The other thing that’s remained a constant for David and the rest of Culture Abuse – guitarists John Jr (aka June Bug) and Nick Bruder, bassist Shane Pitt and drummer Ross Traver – is the sense of nihilistic chaos that pervades their lives. If that seems in direct contrast to the sunny strains of Bay Dream, it kind of is, but it also makes sense. Because, as David explains, although Culture Abuse is the reason behind a lot of his existential crises, it’s also simultaneously the solution, whether that’s dealing with his cerebral palsy and his mother’s health, or – as on 2016’s debut album Peach – the death of close friends and the band members having to sell drugs to make money. This is just a fraction of the involved and honest conversation…
Bay Dream isn’t as heavy as some earlier Culture Abuse stuff. In fact, it’s really quite beautiful in places. What took you in that more mellow direction?

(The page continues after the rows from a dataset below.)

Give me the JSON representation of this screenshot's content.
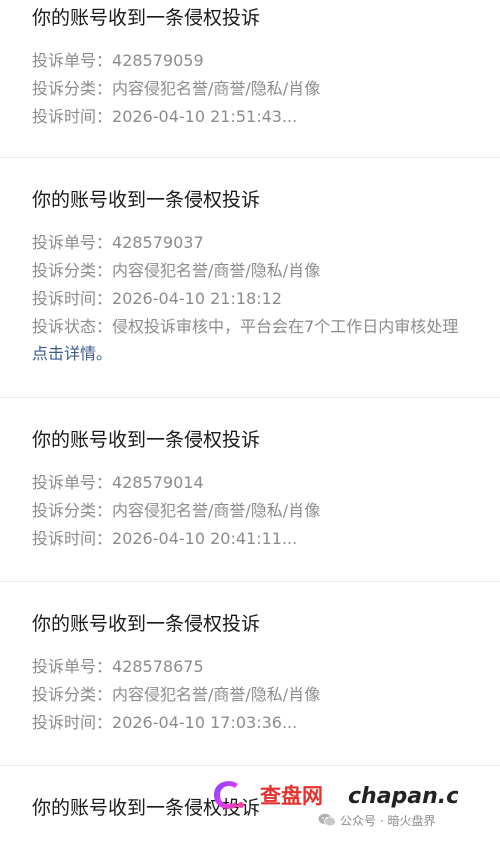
{
  "notices": [
    {
      "title": "你的账号收到一条侵权投诉",
      "rows": [
        {
          "label": "投诉单号：",
          "value": "428579059"
        },
        {
          "label": "投诉分类：",
          "value": "内容侵犯名誉/商誉/隐私/肖像"
        },
        {
          "label": "投诉时间：",
          "value": "2026-04-10 21:51:43..."
        }
      ]
    },
    {
      "title": "你的账号收到一条侵权投诉",
      "rows": [
        {
          "label": "投诉单号：",
          "value": "428579037"
        },
        {
          "label": "投诉分类：",
          "value": "内容侵犯名誉/商誉/隐私/肖像"
        },
        {
          "label": "投诉时间：",
          "value": "2026-04-10 21:18:12"
        },
        {
          "label": "投诉状态：",
          "value": "侵权投诉审核中，平台会在7个工作日内审核处理"
        }
      ],
      "link": "点击详情。"
    },
    {
      "title": "你的账号收到一条侵权投诉",
      "rows": [
        {
          "label": "投诉单号：",
          "value": "428579014"
        },
        {
          "label": "投诉分类：",
          "value": "内容侵犯名誉/商誉/隐私/肖像"
        },
        {
          "label": "投诉时间：",
          "value": "2026-04-10 20:41:11..."
        }
      ]
    },
    {
      "title": "你的账号收到一条侵权投诉",
      "rows": [
        {
          "label": "投诉单号：",
          "value": "428578675"
        },
        {
          "label": "投诉分类：",
          "value": "内容侵犯名誉/商誉/隐私/肖像"
        },
        {
          "label": "投诉时间：",
          "value": "2026-04-10 17:03:36..."
        }
      ]
    },
    {
      "title": "你的账号收到一条侵权投诉"
    }
  ],
  "watermark": {
    "brand_cn": "查盘网",
    "brand_en": "chapan.cc",
    "account": "公众号 · 暗火盘界"
  },
  "colors": {
    "title": "#1a1a1a",
    "meta": "#8c8c8c",
    "link": "#3c5a8c",
    "brand_red": "#e8322d",
    "brand_dark": "#222222"
  },
  "icons": {
    "watermark_logo": "brand-c-logo-icon",
    "account": "wechat-icon"
  }
}
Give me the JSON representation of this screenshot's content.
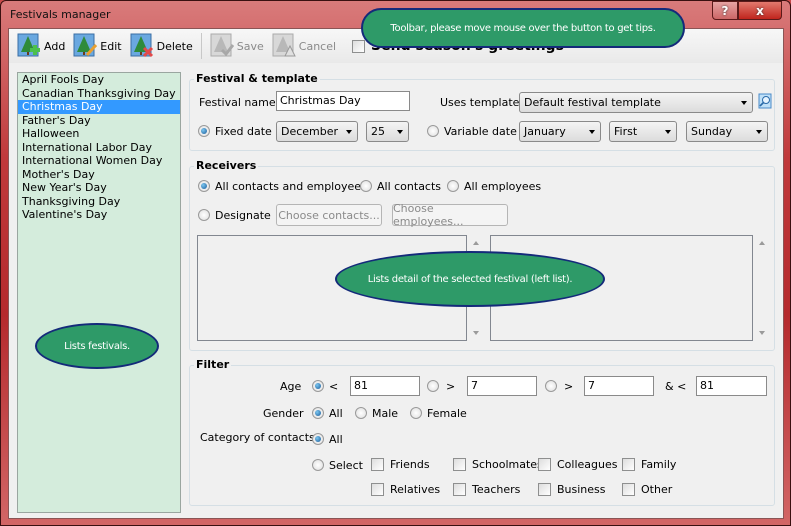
{
  "window": {
    "title": "Festivals manager",
    "help_label": "?",
    "close_label": "x"
  },
  "toolbar": {
    "buttons": [
      {
        "label": "Add",
        "icon": "tree-add-icon",
        "enabled": true
      },
      {
        "label": "Edit",
        "icon": "tree-edit-icon",
        "enabled": true
      },
      {
        "label": "Delete",
        "icon": "tree-delete-icon",
        "enabled": true
      },
      {
        "label": "Save",
        "icon": "tree-save-icon",
        "enabled": false
      },
      {
        "label": "Cancel",
        "icon": "tree-cancel-icon",
        "enabled": false
      }
    ],
    "send_greetings": {
      "label": "Send season's greetings",
      "checked": false
    }
  },
  "festivals": {
    "items": [
      "April Fools Day",
      "Canadian Thanksgiving Day",
      "Christmas Day",
      "Father's Day",
      "Halloween",
      "International Labor Day",
      "International Women Day",
      "Mother's Day",
      "New Year's Day",
      "Thanksgiving Day",
      "Valentine's Day"
    ],
    "selected": "Christmas Day"
  },
  "festival_template": {
    "title": "Festival & template",
    "name_label": "Festival name",
    "name_value": "Christmas Day",
    "template_label": "Uses template",
    "template_value": "Default festival template",
    "fixed_date_label": "Fixed date",
    "fixed_month": "December",
    "fixed_day": "25",
    "variable_date_label": "Variable date",
    "variable_month": "January",
    "variable_week": "First",
    "variable_weekday": "Sunday",
    "date_mode": "fixed"
  },
  "receivers": {
    "title": "Receivers",
    "options": [
      "All contacts and employees",
      "All contacts",
      "All employees",
      "Designate"
    ],
    "selected": "All contacts and employees",
    "choose_contacts_label": "Choose contacts...",
    "choose_employees_label": "Choose employees..."
  },
  "filter": {
    "title": "Filter",
    "age_label": "Age",
    "age_lt_symbol": "<",
    "age_lt_value": "81",
    "age_gt_symbol": ">",
    "age_gt_value": "7",
    "age_between_gt_symbol": ">",
    "age_between_gt_value": "7",
    "age_between_lt_symbol": "& <",
    "age_between_lt_value": "81",
    "age_mode": "less-than",
    "gender_label": "Gender",
    "gender_options": [
      "All",
      "Male",
      "Female"
    ],
    "gender_selected": "All",
    "category_label": "Category of contacts",
    "category_all_label": "All",
    "category_select_label": "Select",
    "category_selected": "All",
    "categories": [
      "Friends",
      "Schoolmates",
      "Colleagues",
      "Family",
      "Relatives",
      "Teachers",
      "Business",
      "Other"
    ]
  },
  "callouts": {
    "toolbar": "Toolbar, please move mouse over the button to get tips.",
    "details": "Lists detail of the selected festival (left list).",
    "festivals": "Lists festivals."
  }
}
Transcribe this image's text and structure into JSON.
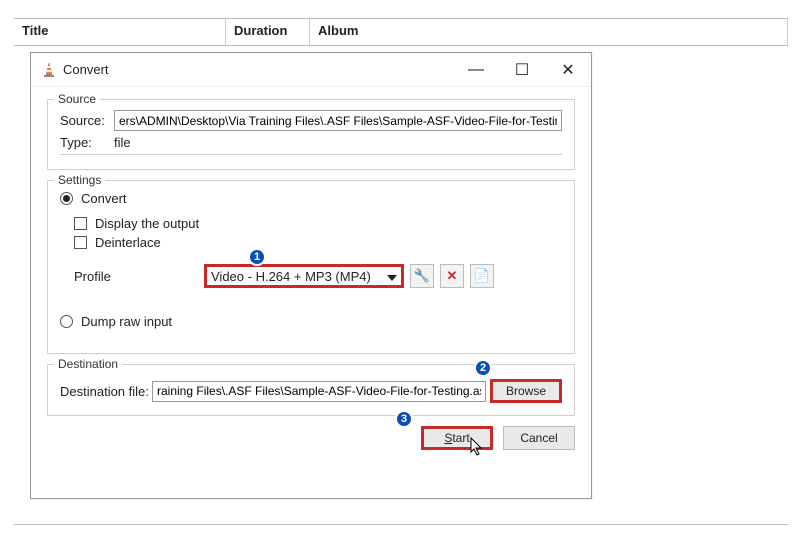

I don’t know. It’s hard, because even with Peach, that in a sense stems back to when I first got into punk rock. All the local bands were hard and fast and just yelling. It was crazy. I grew up listening to the Sex Pistols, who are amazing, but they’re not super fast or hard, and there’s the Ramones and The Clash and Rancid and Operation Ivy and all these bands you could listen to, but then when I got involved in the punk scene and started going to shows, all the bands were either super fast punk rock or super hard hardcore. So when we actually started playing music, the only shit we could actually see that was tangible was super hard. I never sang in any band I was in – I just screamed my head off. With Culture Abuse, I wanted to do something different, but then it was so hard to stray away from that. Well, not stray away, but the songs that are on Bay Dream, I’ve written like that my entire life. I’ve just been way too scared to sing them in front of anyone because there’s no-one around me doing that. Even with Spray Paint The Dog, I wanted it to be more melodic, but I was insecure and thought that it had to be hard. And with Peach, it was kind of like, 'I’m going to sing' and I was trying to do that more, but I was masking it. So this record, I feel is very vulnerable.